Düello Zamanı

13.6K 848 640
                                    

Herm'den

Sınıftan kaçarak uzaklaştım. Riddle'la aynı ortamı daha fazla paylaşamazdım. Onun yanında olduğum her saniye kendimi kaybetmekten korkuyorum. O iğrenç bir katil. Sevdiğim insanların katili iğrenç biri ve biz burada onunla sıkışıp kaldık. Burada olduğum için Dumbledore'dan nefret ediyorum. Aptal planlarına bir kez daha bizi alet etmesinden nefret ediyorum.
Titrediğimi hissettiğimde bana sarılan bir elle sıçradım.

"Sakin ol sadece benim"

"Korkuyorum Draco, ben çok korkuyorum" şuan beni anlayan tek kişi oydu ve ben kendimi ona sarılırken buldum. Kafamı omzuna gömmüş ağlamamak için savaş veriyordum.

"Korkma bize hiçbir şey yapamaz. Buradan dönmenin bir yolunu bulacağım sana söz veriyorum." Gri gözlerini bana sabitledi. Gözlerinin sakinleştirici etkisi üzerimde işe yarıyordu ve beni bir sonraki sınıfa sürükledi. Ders karanlık sanatlara karşı savunmaydı ve lanet olsun ki yine slytherinle ortaktı. Aynı çatı altında olmamız yetmezmiş gibi birde aynı sınıfta olmak zorunda mıydık?

Tom'dan

Bu kızda gerçekten tuhaf bir şeyler var. Bana baktığında gözündeki düşmanlık o kadar belli ki. Daha önce bana hiç bir kızın bakmadığı gibi bakıyor. Sanki aşağılık bir yaratıkmışım gibi. Bu ise bende ona en ağır işkenceleri yapma isteği uyandırıyor.

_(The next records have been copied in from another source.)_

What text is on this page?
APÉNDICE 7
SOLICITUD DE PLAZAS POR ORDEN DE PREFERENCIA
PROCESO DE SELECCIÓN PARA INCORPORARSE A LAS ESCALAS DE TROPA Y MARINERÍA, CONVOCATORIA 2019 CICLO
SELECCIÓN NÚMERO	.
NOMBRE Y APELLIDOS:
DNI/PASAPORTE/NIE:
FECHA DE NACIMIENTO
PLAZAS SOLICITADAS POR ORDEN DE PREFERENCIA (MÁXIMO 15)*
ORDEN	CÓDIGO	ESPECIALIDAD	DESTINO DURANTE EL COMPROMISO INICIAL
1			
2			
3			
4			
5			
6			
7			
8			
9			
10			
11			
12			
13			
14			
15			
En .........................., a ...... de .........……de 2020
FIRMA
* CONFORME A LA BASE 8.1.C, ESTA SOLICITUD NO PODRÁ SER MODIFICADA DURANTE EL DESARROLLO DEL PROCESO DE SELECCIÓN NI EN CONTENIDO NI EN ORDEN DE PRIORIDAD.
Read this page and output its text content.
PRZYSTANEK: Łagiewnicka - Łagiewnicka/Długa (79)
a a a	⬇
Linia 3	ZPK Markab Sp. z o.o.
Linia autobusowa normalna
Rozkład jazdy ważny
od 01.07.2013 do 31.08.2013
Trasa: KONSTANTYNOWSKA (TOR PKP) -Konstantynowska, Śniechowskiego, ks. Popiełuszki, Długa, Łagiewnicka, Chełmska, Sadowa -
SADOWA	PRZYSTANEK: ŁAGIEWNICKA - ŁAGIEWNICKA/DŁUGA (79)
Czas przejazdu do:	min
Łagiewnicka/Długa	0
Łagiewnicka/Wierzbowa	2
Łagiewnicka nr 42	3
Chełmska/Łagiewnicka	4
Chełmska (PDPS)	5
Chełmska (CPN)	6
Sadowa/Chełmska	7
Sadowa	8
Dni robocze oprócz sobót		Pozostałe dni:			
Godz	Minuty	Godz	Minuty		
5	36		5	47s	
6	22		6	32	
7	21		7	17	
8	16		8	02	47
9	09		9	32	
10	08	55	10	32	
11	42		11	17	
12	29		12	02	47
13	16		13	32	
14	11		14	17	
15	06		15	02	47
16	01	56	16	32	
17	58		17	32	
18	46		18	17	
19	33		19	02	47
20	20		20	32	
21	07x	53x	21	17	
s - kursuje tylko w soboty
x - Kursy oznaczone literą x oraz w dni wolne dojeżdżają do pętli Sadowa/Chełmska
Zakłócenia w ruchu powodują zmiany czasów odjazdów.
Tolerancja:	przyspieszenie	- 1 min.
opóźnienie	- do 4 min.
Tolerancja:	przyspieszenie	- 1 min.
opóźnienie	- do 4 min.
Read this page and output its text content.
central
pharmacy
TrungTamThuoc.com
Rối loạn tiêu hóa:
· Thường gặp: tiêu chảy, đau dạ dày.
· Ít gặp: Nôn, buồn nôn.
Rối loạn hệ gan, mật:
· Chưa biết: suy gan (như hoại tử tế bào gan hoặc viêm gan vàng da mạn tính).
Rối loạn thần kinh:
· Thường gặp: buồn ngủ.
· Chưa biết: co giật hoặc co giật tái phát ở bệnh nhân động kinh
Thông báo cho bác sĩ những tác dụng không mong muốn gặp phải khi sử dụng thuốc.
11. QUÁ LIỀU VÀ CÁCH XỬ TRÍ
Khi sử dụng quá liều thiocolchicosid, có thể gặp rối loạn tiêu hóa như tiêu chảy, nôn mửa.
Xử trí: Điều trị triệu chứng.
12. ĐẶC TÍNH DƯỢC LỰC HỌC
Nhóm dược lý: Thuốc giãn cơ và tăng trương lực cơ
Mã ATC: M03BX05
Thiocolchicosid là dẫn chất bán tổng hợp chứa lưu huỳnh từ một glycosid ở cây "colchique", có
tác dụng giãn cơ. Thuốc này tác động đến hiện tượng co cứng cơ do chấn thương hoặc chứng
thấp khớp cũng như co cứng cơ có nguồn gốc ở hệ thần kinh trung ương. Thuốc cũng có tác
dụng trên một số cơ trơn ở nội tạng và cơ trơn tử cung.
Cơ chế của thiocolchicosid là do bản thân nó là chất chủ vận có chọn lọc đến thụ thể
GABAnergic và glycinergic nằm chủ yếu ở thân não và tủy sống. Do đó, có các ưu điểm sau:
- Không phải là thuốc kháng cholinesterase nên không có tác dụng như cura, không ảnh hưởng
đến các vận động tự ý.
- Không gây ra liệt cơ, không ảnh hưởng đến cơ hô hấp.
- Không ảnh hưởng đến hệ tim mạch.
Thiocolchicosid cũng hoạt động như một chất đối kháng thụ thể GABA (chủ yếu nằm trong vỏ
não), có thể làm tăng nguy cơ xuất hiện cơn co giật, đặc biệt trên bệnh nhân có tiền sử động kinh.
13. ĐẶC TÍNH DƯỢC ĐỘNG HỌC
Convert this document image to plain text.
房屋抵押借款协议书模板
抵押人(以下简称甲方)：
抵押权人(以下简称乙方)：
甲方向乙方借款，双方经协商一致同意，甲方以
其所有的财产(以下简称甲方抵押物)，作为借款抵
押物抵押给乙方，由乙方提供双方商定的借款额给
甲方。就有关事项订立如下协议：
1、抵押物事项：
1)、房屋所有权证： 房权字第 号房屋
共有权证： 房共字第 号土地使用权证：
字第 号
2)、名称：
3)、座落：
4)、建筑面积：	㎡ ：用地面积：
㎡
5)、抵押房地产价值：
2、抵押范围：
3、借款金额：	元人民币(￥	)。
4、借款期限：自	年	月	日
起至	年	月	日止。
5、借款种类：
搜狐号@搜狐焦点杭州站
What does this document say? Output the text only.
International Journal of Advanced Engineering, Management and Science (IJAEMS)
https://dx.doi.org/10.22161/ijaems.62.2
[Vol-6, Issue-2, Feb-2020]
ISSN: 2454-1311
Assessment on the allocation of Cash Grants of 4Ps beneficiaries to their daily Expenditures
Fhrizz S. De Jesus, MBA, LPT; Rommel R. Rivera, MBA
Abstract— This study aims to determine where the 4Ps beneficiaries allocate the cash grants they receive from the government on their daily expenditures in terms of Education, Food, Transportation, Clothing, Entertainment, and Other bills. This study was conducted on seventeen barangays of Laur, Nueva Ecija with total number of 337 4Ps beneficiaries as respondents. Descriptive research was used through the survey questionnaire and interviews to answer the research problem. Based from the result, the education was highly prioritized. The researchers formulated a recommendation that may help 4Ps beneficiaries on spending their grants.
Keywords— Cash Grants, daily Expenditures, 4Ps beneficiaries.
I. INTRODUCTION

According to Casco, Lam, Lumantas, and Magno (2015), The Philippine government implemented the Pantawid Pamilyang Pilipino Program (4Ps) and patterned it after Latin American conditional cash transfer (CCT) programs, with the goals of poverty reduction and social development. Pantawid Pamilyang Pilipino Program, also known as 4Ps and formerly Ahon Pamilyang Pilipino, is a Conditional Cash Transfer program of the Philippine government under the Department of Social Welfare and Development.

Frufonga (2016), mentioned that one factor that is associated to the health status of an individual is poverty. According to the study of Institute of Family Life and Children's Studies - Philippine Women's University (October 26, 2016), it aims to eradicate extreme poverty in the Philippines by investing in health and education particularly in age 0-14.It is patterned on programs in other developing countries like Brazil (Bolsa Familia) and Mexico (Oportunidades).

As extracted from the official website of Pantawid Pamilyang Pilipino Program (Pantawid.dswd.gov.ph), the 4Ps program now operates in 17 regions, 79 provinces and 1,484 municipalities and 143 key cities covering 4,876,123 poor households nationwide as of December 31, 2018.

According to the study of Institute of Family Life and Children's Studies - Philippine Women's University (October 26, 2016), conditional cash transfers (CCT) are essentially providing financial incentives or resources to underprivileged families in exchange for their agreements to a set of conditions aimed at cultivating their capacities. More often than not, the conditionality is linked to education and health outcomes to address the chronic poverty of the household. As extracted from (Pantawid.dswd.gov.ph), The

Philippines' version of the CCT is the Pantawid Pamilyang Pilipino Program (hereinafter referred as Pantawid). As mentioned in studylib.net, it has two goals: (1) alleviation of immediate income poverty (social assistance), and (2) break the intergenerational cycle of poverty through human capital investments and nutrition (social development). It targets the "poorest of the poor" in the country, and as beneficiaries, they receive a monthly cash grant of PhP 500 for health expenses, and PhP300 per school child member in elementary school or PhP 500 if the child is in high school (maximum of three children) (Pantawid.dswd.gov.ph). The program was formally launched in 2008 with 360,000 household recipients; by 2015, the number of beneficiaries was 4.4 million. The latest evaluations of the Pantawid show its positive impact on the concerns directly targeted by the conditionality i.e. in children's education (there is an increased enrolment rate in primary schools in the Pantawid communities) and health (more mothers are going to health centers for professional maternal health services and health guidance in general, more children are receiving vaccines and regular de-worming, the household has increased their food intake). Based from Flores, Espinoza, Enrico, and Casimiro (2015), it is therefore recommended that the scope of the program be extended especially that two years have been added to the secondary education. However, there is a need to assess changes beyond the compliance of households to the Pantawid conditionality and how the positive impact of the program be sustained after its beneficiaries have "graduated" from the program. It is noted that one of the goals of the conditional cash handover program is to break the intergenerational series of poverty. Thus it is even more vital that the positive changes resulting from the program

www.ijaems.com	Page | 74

Derste yaptığı aptallıktan sonra sakinleşmek için biraz oyalandım. Yoksa herkesin gözü önünde onu lanetleyecektim. Sınıftan çıktığımda onu sarı kafayla sarılırken gördüm. Buda neydi şimdi böyle? Bunlar sevgili miydi? Öyleyse bundan bana ne? Sarı kafa için üzücü gerçi. Yakışıklı sayılabilecek bir tip eğer biriyle çıkmak istiyorsa bu kızdan daha iyisini bulabilir.

Sınıfa doğru yürüdüğümde profesör Merrythought'u gördüm. Ders için hazırlanıyordu. Yanına gidip biraz konuşmakta fayda olabilir.

"Merhaba profesör" ona yapma gülüşlerimden birini gönderdim.

"Ah merhaba Tom. Bakıyorum yine erkencisin" bana içtenlikle gülümsedi

"Bugün derste ne işleyeceğinizi merak ettim de"

"Sözsüz büyülerle ilgili teorik ders canım" gözlerimi devirmemek için kendimi zor tuttum.

"Şey ben diyecektim ki duymuşsunuzdur muhtemelen okula yeni öğrenciler geldi. Acaba onların ilk dersinde teorik yerine düello mu yapsak?" Ona baştan çıkarıcı şekilde gülümsediğimde gözlerinin içi parladı.

"Haklısın elbette Tom. Bu onlar için daha iyi olur"

Ona tekrar gülümseyip yerime geçtim. Şimdi sıra Granger'la düello yapmakta. Canını çok kötü yakacağım Granger!
Sarı kafayla birlikte içeri girdiklerinde sakin kalmaya çalıştım. Birazdan bütün sinirimi boşaltacağım nasılsa diye kendimi sakinleştiriyordum. Ama bir yandanda içimde yükselen büyüyü hissedebiliyordum. Ders başlarken yavaşça Granger'ın yanına geçtim. Geldiğimi fark ettiğini dikleşen sırtından anlamıştım. Yan yana olduğumuz için düelloda partner olmuştuk. İşte şimdi elime düştün.

"Hazır mısın Granger?" Ona sahte bir gülümseme gönderdim

"Başlayacak mısın yoksa beklemem mi gerekiyor?"

Gözlerindeki korku ve nefret beni iyice sinirlendirmişti. Biraz sonra başına gelecekler için korkması gayet normal ama ya bu nefret?

Expelliarmus diye bağırdım. Büyü karşısında şaşırmıştı daha büyük bir şeyler beklediği belliydi. Benimde niyetim o zaten kıvırcık sadece biraz ısınalım istiyorum. Büyüyü basit bir hareketle karşıladı. Bana saldırmıyor sadece bekliyordu.